Saya jadi inget teori dari Pierre Bourdieu tentang konsep “kekerasan simbolik”, yaitu kekerasan yang tidak disadari korbannya karena dikemas dalam bentuk yang terlihat normal atau bahkan menguntungkan. Kondisi ini persis yang terjadi sama Tete Ali. Dia tidak sadar kalau lagi dieksploitasi karena dia dapat duit. Yang menuntun Tete Ali dalam konten juga tidak merasa melakukan kekerasan karena merasa “membantu.”

Terus ada lagi yang namanya dramaturgi sosial dari Erving Goffman. Biasanya orang itu sadar kalau lagi “perform” di depan publik, punya strategi bagaimana cara presentasi diri yang baik. Tapi Tete Ali?
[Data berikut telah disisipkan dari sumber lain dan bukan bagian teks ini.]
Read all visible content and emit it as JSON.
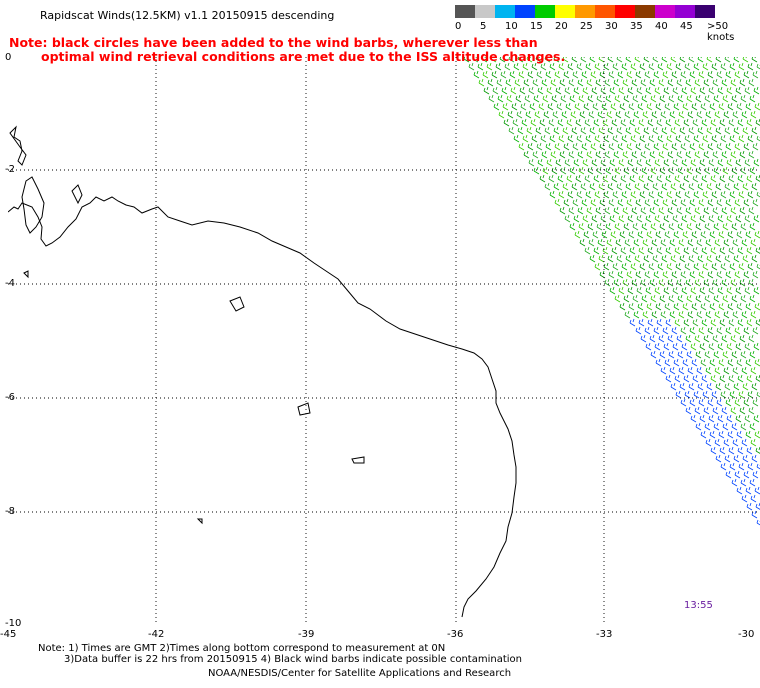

Dia tidak punya kesadaran itu. Tete Ali tidak tahu kalau lagi dijadikan bahan pertunjukan. Ini berbeda sekali  sama influencer yang sengaja bikin persona buat dapetin followers dan duit.

Yang lebih menyedihkan lagi, banyak orang yang sebenarnya tidak nyaman sama perlakuan ini tapi memilih diam. Mereka ikut arus, karena mayoritas orang terlihat enjoy dan terhibur. Mereka tidak berani menyuarakan keberatan mereka. Padahal dalam lubuk hati mungkin mereka tahu ini salah.

Dalam sosiologi, fenomena ini disebut “spiral of silence“. Orang cenderung diam kalau merasa opininya beda dari mayoritas. Takut dikucilkan atau dianggep aneh. Padahal mungkin banyak yang sebenarnya tidak setuju, tapi karena tidak ada yang berani menyuarakan, jadinya keliatan sepertinya semua orang mendukung.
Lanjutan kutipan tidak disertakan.